For the EW variant, the decay naturally keeps sums bounded —
less susceptible to this issue.
## Configuration
### OLS
```rust
use nexus_stats::regression::LinearRegressionF64;
// Standard: y = ax + b
let mut r = LinearRegressionF64::new();
// Through origin: y = ax
let mut r = LinearRegressionF64::through_origin();
// Builder (for explicit config)
let mut r = LinearRegressionF64::builder()
.intercept(false)
.build()
.unwrap();
```
### Exponentially-Weighted
```rust
use nexus_stats::regression::EwLinearRegressionF64;
let mut r = EwLinearRegressionF64::builder()
.alpha(0.05) // weight on new observation
.intercept(true) // default
.build()
.unwrap();
```
`alpha` controls adaptation speed:
- `alpha = 0.01` → slow adaptation, smooth (~100-sample effective window)
- `alpha = 0.1` → fast adaptation, responsive (~10-sample window)

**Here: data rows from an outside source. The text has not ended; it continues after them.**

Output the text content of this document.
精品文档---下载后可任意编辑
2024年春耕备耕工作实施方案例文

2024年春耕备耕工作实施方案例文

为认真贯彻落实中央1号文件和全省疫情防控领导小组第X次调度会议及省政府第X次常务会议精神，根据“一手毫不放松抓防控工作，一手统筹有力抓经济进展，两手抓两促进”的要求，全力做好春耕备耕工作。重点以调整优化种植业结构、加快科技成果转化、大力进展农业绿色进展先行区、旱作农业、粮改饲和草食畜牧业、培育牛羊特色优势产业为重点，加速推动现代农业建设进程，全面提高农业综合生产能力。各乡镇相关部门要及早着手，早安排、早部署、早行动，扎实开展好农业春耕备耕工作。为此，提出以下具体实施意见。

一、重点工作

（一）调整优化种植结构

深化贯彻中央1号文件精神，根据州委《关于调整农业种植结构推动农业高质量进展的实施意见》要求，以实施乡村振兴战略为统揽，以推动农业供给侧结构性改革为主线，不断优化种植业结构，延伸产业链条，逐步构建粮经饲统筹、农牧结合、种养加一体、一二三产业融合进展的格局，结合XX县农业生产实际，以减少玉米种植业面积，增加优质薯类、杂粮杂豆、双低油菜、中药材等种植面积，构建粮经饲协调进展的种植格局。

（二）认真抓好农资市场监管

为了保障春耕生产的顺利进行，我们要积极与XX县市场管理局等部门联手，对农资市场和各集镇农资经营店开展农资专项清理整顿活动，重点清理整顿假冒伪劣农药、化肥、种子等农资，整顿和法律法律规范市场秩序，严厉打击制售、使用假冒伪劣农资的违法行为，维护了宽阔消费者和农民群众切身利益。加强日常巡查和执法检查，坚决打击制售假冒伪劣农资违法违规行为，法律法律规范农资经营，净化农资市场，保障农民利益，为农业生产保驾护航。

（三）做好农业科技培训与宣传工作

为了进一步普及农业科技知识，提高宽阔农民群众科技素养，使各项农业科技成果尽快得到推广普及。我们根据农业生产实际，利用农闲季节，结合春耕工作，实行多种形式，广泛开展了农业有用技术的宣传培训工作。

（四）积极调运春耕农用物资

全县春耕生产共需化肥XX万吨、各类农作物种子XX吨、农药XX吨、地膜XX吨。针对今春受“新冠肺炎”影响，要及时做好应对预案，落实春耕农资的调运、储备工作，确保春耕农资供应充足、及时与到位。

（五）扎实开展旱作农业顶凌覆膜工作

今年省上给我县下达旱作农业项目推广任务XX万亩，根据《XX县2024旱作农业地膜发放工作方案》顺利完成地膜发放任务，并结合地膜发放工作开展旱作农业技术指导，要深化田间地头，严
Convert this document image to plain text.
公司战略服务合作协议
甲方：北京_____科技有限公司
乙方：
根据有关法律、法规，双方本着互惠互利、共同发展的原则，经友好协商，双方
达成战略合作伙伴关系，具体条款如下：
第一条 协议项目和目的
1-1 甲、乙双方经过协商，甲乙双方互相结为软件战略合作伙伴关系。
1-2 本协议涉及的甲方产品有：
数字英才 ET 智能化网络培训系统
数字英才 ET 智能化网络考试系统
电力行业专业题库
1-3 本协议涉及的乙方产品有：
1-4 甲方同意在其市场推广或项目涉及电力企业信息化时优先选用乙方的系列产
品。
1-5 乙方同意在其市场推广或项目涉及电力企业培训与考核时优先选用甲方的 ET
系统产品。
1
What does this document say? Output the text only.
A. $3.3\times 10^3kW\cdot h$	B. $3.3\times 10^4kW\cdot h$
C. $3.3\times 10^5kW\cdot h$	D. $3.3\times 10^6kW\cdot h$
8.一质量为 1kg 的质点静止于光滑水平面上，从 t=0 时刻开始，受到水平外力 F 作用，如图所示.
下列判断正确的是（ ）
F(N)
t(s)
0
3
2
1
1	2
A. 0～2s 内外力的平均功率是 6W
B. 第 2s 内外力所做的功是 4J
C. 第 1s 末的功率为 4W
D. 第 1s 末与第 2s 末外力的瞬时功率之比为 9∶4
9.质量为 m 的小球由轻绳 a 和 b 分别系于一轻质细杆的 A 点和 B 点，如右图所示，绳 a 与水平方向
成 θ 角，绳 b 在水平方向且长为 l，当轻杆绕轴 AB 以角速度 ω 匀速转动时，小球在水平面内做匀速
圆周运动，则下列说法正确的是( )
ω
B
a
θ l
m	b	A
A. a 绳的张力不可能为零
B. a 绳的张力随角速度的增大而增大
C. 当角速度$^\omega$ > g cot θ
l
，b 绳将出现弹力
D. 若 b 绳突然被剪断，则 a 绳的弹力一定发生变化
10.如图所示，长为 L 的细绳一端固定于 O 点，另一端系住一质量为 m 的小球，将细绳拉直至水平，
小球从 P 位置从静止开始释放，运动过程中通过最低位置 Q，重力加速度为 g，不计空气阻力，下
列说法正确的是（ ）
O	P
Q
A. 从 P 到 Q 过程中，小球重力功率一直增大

- Effective window ≈ `2/alpha - 1`
## Examples by Domain
### Trading — Price Trend
```rust
let mut trend = LinearRegressionF64::new();
// Feed (sequence, price):
for (i, price) in prices.enumerate() {
trend.update(i as f64, price);
}
match trend.slope() {
Some(s) if s > 0.0 => println!("uptrend: +{s:.4}/tick"),
Some(s) => println!("downtrend: {s:.4}/tick"),
None => println!("not enough data"),
}
```
### Monitoring — Latency Trend with Adaptation
```rust
let mut trend = EwLinearRegressionF64::builder()
.alpha(0.02)
.build()
.unwrap();
// Per request:
trend.update(elapsed_secs, latency_us);
if let Some(slope) = trend.slope() {
if slope > 1.0 {
// Latency increasing at > 1 μs/sec
alert("latency trending up");
}
}
```
### Science — Calibration Curve
```rust
let mut cal = LinearRegressionF64::new();
for (reading, reference) in calibration_data {
cal.update(reading, reference);
}
if let Some(r2) = cal.r_squared() {
if r2 > 0.99 {
// Good linear calibration
let slope = cal.slope().unwrap();
let offset = cal.intercept_value().unwrap();
println!("calibration: y = {slope:.4}x + {offset:.4}");
}
}
```
### Proportional Fit (Through Origin)
```rust
// "How many units per dollar?" — proportional relationship
let mut r = LinearRegressionF64::through_origin();
for (dollars, units) in transactions {
r.update(dollars, units);
}
println!("rate: {:.2} units/$", r.slope().unwrap());
```
## LinearRegression vs EMA
| What it gives you | Slope + intercept + R² | Smoothed value |
| Answers | "What's the rate of change?" | "What's the current level?" |
| Model | y = ax + b (parametric) | Weighted average (non-parametric) |
| Memory | 48 bytes | 24 bytes |
| Update cost | ~6 cycles | ~5 cycles |
Use LinearRegression when you need the *trend direction and rate*.
Use EMA when you need a *smoothed current value*.
## Performance
| `LinearRegressionF64::update` | ~6 cycles |
| `slope()` query | ~5 cycles |
| `r_squared()` query | ~8 cycles |
| `predict(x)` query | ~6 cycles |
No matrix solve — all queries are direct formulas.